The Biggest, Blackest Ticket
The BBT didn’t respond to our request for comment.
It focuses almost exclusively on indigenous representative positions (the only exception is Tyson Holloway-Clarke contesting a byelection for the position of 2016 President, a position he currently holds on a temporary basis). By all accounts they’ve been successful at this, with the vast majority of their candidates provisionally elected unopposed.
Hard Memes didn’t respond to our request for comment. They have only two candidates, both running for a variety of committee positions.
Depending on exactly how hard their memes are — particularly if they’re vote-grabbing ones — the ticket’s preferences might prove valuable.
More Beer didn’t respond to our request for comment.
The ticket is much smaller this year, contesting just Students’ Council and Activities Committee; unlike last year’s much wider-ranging (if not terribly successful) attempt.
Cheaper Textbooks were not able to respond to our questions in time for our print deadline.
The ticket’s only candidate, Anna Morrison, was elected as Education (Academic Affairs) Officer and MU Student Union Ltd Board for the 2012 term, on the 2011 Stand Up! ticket.
Halal Snack Pack
Halal Snack Pack did not respond to our request for comment.
The ticket’s only candidate, Jamiel Sabbagh, was implicated in last year’s printing incident, in which Left Focus fliers were found to have been printed on an UMSU-owned printer – a breach of election regulations.
More Pokémon Go On Campus!
More Pokémon Go On Campus! were not able to respond to our questions in time for our print deadline. That’s all we know.
Smore! did not respond to our request for comment.
Their sole candidate, Akira Boardman, is one of UMSU’s current Education (Public Affairs) officers, elected on last year’s Stand Up! Ticket. (In that election she achieved the rare feat of also being elected an NUS Delegate on a different ticket — More Activities!) Nonetheless, the ticket has been active in the elections already, filing a complaint against the ticket More! on the basis that the latter’s name was confusingly similar. The Returning Officer dismissed the complaint.
Students Against Hanson
Students Against Hanson did not respond to our request for comment.
As best we can tell, the ticket’s only candidate, Alastair James, has not appeared in the minutes of any previous UMSU meeting.
Universal did not respond to our request for comment.
The ticket’s only candidate, Ezgi Bridger, was elected as the Disabilities Representative on the Students’ Council, and to the Disabilities Committee, for 2015, on the 2014 ignite ticket.
Although not running a ticket, Arun Bharatula is running for President as well as a number of positions further down the ballot.
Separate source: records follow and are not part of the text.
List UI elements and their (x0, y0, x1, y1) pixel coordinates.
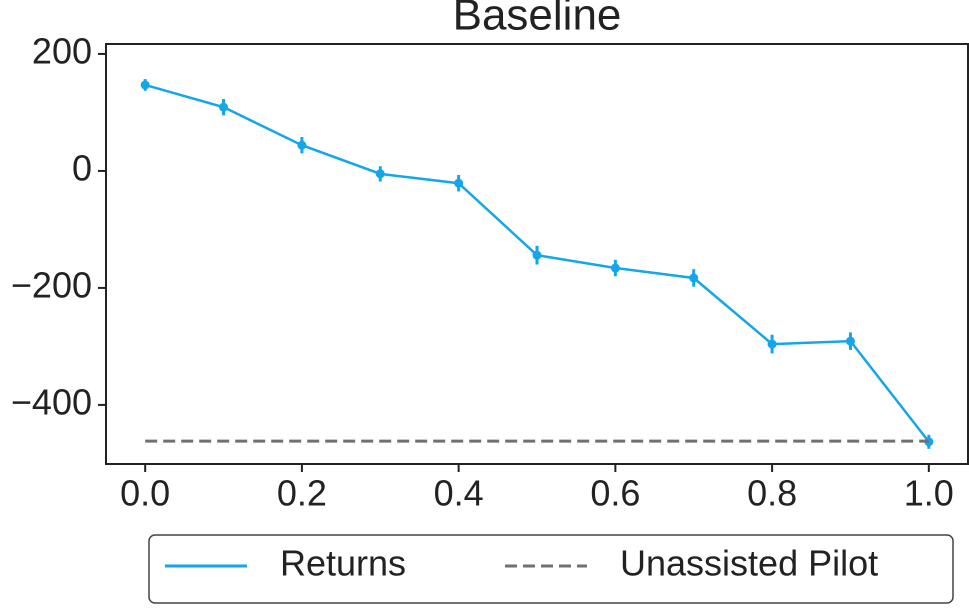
legend-label: Unassisted Pilot (620, 543, 878, 584)
point (219, 102, 229, 112)
legend-label: Returns (280, 543, 406, 584)
x-tick-label: 0.0 (120, 473, 170, 514)
point (140, 80, 150, 90)
y-tick-label: −400 (11, 381, 92, 422)
y-tick-label: 200 (32, 30, 92, 71)
point (375, 169, 385, 179)
x-tick-label: 0.2 (277, 473, 327, 514)
x-tick-label: 0.4 (434, 473, 484, 514)
point (767, 339, 777, 349)
plot-frame (105, 43, 969, 465)
legend-box (148, 534, 954, 604)
x-tick-label: 1.0 (904, 473, 954, 514)
x-tick-label: 0.6 (590, 473, 640, 514)
x-tick-label: 0.8 (747, 473, 797, 514)
point (689, 273, 699, 283)
point (845, 336, 855, 346)
chart-title: Baseline (453, 0, 622, 40)
point (297, 140, 307, 150)
y-tick-label: 0 (72, 147, 92, 188)
point (532, 250, 542, 260)
point (454, 178, 464, 188)
point (610, 263, 620, 273)
y-tick-label: −200 (11, 264, 92, 305)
He told us that he has “no strong preferences for one position over another”, but was running to “offer students an alternative to the clubs/societies and political party tickets”. His policy promises were mostly procedural — committing to “review the evidence and carefully formulat[ing] policy positions while sharing his “conclusions for feedback and to be personally accountable”, but not providing any specific policies.